Citing ''warmer ties'' between China and North Korea since 2009 and Beijing's resistance to moves that may threaten stability in Pyongyang, Shi doubts China would agree to calls for condemnation and tighter sanctions against North Korea if the United States, Japan, South Korea and other countries referred the case to the U.N. Security Council.

Experts say China's influence over North Korea is limited, especially over the launch plan that apparently stems from the North's domestic factors such as a show of national strength and progress in science and technology as well as celebration of the centennial on April 15 of the birth of state founder Kim Il Sung and of the establishment of the leadership of new leader Kim Jong Un.
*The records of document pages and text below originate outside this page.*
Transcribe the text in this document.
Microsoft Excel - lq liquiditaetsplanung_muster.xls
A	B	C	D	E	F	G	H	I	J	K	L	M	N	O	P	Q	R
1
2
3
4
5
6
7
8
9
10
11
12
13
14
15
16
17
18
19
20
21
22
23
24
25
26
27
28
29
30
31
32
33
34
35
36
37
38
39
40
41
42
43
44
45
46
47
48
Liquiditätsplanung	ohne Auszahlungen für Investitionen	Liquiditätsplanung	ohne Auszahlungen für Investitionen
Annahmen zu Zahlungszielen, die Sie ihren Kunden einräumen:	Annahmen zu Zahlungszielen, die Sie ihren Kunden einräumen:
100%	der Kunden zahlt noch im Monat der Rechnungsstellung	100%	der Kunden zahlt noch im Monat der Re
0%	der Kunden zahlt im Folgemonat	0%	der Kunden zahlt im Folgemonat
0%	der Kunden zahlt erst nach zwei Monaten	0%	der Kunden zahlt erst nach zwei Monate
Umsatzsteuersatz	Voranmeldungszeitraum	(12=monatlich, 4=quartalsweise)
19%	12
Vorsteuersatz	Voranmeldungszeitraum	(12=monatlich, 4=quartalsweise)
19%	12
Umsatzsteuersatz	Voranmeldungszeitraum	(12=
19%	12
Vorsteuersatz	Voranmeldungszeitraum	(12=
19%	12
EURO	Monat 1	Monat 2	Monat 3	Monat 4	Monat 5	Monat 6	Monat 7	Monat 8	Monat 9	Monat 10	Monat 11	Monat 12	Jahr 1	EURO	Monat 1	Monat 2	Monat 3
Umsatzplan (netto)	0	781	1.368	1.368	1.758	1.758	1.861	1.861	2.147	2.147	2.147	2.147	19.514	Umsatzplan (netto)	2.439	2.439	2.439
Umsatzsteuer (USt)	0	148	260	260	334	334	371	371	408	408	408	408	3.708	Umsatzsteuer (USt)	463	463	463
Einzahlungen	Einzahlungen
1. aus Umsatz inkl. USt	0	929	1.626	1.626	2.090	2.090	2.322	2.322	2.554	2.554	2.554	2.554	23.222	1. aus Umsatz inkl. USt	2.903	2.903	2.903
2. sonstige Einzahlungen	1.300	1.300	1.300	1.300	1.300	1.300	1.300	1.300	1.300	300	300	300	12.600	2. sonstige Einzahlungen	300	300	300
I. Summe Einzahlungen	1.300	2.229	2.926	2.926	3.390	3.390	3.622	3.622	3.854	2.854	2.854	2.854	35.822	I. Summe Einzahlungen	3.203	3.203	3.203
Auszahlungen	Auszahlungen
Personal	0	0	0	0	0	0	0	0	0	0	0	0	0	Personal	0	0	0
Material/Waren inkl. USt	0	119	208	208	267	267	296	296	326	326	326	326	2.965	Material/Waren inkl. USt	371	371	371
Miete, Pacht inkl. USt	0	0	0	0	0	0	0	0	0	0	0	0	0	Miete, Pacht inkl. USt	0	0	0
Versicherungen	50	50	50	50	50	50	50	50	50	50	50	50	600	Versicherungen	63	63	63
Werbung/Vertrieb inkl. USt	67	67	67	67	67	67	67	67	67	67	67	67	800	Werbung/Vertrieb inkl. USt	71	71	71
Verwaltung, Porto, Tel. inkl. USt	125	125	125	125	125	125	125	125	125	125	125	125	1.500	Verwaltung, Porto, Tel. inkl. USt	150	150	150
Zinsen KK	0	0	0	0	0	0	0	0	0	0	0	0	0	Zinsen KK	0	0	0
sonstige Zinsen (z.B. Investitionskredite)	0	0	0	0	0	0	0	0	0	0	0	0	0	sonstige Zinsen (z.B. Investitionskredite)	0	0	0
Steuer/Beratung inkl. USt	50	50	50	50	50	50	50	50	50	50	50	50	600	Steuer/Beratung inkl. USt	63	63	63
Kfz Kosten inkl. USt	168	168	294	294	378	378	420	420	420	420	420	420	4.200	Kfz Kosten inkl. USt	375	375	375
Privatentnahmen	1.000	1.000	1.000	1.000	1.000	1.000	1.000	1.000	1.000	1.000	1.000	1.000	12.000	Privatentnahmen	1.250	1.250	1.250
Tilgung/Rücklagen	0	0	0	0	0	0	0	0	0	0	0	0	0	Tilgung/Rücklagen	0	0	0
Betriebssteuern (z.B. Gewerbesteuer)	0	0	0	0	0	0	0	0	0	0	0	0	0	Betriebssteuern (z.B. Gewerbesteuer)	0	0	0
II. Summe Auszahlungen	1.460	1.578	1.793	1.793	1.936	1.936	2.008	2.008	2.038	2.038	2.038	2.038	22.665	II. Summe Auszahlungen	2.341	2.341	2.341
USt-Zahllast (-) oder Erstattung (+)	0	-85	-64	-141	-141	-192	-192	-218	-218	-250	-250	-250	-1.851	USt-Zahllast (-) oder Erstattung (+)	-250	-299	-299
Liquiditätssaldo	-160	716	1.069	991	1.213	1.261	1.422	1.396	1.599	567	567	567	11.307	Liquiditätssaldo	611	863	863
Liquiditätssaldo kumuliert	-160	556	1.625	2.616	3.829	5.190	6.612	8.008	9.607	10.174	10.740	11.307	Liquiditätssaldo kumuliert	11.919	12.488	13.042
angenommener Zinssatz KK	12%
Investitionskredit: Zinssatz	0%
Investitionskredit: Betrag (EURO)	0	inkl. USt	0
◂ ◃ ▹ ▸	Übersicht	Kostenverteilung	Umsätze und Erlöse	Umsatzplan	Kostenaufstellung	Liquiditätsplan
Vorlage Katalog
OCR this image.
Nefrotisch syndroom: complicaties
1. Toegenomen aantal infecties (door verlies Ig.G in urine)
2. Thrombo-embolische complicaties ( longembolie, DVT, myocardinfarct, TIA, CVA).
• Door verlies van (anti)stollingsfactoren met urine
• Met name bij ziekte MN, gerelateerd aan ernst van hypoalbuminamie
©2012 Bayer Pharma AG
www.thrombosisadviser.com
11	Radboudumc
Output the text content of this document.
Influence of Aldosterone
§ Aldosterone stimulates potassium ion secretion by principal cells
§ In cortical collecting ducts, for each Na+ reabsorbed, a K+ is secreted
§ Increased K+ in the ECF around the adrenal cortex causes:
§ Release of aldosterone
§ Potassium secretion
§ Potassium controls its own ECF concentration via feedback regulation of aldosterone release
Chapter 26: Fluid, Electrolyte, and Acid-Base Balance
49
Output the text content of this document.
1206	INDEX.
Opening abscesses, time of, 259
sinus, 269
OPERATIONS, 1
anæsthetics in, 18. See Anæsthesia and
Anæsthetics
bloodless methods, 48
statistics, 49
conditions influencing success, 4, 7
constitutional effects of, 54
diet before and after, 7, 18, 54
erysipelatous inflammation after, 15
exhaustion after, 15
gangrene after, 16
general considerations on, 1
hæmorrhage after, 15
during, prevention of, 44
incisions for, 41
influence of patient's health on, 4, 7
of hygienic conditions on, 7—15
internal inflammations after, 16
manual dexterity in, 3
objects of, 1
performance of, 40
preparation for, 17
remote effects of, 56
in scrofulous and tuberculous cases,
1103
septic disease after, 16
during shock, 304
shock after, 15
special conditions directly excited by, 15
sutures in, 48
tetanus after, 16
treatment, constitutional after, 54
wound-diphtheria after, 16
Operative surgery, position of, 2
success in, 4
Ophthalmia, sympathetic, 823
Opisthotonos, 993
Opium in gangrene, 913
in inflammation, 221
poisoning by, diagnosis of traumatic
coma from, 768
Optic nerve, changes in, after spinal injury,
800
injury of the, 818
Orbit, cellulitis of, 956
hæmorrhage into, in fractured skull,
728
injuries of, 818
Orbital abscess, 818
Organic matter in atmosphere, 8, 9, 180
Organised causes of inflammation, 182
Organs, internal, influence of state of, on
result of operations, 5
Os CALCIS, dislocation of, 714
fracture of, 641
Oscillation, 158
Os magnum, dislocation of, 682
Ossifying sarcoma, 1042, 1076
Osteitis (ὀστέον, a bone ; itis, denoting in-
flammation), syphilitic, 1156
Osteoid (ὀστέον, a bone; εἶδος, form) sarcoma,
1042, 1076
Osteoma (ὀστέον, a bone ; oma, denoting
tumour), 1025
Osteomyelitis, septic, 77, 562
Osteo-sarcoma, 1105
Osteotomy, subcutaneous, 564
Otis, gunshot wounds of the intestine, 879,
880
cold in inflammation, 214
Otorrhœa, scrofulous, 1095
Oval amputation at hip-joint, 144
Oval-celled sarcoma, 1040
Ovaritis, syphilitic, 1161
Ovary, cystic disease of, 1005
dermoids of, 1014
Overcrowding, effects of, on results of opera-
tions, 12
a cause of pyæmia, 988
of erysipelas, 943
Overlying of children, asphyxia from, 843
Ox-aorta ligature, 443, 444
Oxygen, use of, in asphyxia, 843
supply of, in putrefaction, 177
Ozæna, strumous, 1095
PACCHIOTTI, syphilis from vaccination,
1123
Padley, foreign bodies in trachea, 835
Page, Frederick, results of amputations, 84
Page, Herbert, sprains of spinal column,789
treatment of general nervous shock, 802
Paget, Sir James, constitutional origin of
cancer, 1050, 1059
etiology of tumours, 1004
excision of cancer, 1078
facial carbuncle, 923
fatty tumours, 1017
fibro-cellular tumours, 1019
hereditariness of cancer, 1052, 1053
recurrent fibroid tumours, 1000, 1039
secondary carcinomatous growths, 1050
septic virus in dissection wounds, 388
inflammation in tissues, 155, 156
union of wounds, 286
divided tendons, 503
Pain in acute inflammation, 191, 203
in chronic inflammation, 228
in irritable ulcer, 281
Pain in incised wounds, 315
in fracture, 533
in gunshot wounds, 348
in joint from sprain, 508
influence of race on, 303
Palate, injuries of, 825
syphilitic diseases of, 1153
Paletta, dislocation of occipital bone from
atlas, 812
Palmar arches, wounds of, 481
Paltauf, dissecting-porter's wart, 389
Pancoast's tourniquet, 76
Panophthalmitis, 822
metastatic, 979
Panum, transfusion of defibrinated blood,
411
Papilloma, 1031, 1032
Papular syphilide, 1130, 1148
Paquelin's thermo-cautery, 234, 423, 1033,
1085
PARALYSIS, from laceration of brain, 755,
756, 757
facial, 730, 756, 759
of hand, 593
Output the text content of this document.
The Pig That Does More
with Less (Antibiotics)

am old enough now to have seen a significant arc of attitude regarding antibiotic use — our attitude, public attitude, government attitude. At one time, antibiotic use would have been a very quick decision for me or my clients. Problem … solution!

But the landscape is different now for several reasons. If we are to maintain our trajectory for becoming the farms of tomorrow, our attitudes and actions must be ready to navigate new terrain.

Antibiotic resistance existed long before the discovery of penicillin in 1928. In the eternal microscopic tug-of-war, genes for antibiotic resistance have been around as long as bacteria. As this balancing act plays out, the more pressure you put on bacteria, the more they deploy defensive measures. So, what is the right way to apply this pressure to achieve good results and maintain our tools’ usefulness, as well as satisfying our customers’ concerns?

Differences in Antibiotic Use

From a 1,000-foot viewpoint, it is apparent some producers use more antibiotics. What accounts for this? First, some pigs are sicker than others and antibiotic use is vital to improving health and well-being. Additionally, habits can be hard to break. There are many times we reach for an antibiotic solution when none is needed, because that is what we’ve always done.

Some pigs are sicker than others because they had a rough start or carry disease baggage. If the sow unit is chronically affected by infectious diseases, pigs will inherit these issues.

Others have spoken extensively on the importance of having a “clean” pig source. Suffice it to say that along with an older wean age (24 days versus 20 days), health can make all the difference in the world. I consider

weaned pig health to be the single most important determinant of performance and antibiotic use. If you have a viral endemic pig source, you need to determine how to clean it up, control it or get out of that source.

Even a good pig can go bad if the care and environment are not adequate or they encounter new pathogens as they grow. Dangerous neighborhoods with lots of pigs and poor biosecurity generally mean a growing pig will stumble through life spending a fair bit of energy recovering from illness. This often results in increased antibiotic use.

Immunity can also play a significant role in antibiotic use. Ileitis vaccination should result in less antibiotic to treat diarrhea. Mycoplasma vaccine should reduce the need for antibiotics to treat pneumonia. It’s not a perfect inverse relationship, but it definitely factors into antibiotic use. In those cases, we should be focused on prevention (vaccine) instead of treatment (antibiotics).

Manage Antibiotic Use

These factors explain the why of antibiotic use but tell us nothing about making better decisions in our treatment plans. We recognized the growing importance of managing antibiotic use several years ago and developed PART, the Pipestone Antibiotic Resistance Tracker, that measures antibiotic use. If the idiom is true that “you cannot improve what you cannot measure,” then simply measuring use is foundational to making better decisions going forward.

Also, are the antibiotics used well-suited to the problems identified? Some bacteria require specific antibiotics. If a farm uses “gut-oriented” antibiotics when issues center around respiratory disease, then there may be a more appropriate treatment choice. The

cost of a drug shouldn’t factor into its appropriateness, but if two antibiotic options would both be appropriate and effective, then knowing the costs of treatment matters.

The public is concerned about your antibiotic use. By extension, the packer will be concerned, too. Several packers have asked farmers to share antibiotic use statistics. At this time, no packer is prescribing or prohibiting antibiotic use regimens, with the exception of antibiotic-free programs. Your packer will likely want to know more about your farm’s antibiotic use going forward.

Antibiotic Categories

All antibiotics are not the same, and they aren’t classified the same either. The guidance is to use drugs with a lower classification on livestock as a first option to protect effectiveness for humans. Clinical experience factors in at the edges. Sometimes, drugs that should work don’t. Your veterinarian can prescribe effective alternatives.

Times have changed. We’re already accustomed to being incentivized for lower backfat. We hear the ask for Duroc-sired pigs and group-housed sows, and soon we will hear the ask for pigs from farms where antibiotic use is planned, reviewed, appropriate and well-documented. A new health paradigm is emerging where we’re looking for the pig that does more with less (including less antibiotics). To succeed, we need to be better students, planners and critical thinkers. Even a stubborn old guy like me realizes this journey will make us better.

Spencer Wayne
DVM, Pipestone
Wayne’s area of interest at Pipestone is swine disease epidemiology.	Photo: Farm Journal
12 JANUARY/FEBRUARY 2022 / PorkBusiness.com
North Korea claims the planned satellite launch is meant for peaceful development and use of space, calling that a universally recognized legitimate right of a sovereign state. But the United States, Japan and South Korea suspect it to be a disguised long-range ballistic missile test.

Military experts say similar technology can be applied to ballistic missiles, which could provide a delivery system for a nuclear weapon should North Korea become able to miniaturize one for use on a warhead.

''Kim Jong Un has domestic requirements (for the planned launch). You have to understand it,'' Shi said. ''Otherwise it is so difficult to interpret what happened in just two weeks'' after North Korea struck a food aid-for-nuclear freeze deal with the United States in late February.

Washington argues the launch would jeopardize the deal, under which Pyongyang will implement moratoriums on nuclear tests, long-range missile launches and uranium enrichment in exchange for 240,000 tons of U.S. food aid.

The Choson Sinbo, the newspaper of the pro-Pyongyang General Association of Korean Residents in Japan, or Chongryon, suggested in an article published Wednesday that North Korea may carry out a third nuclear test depending on the international community's response to its satellite launch.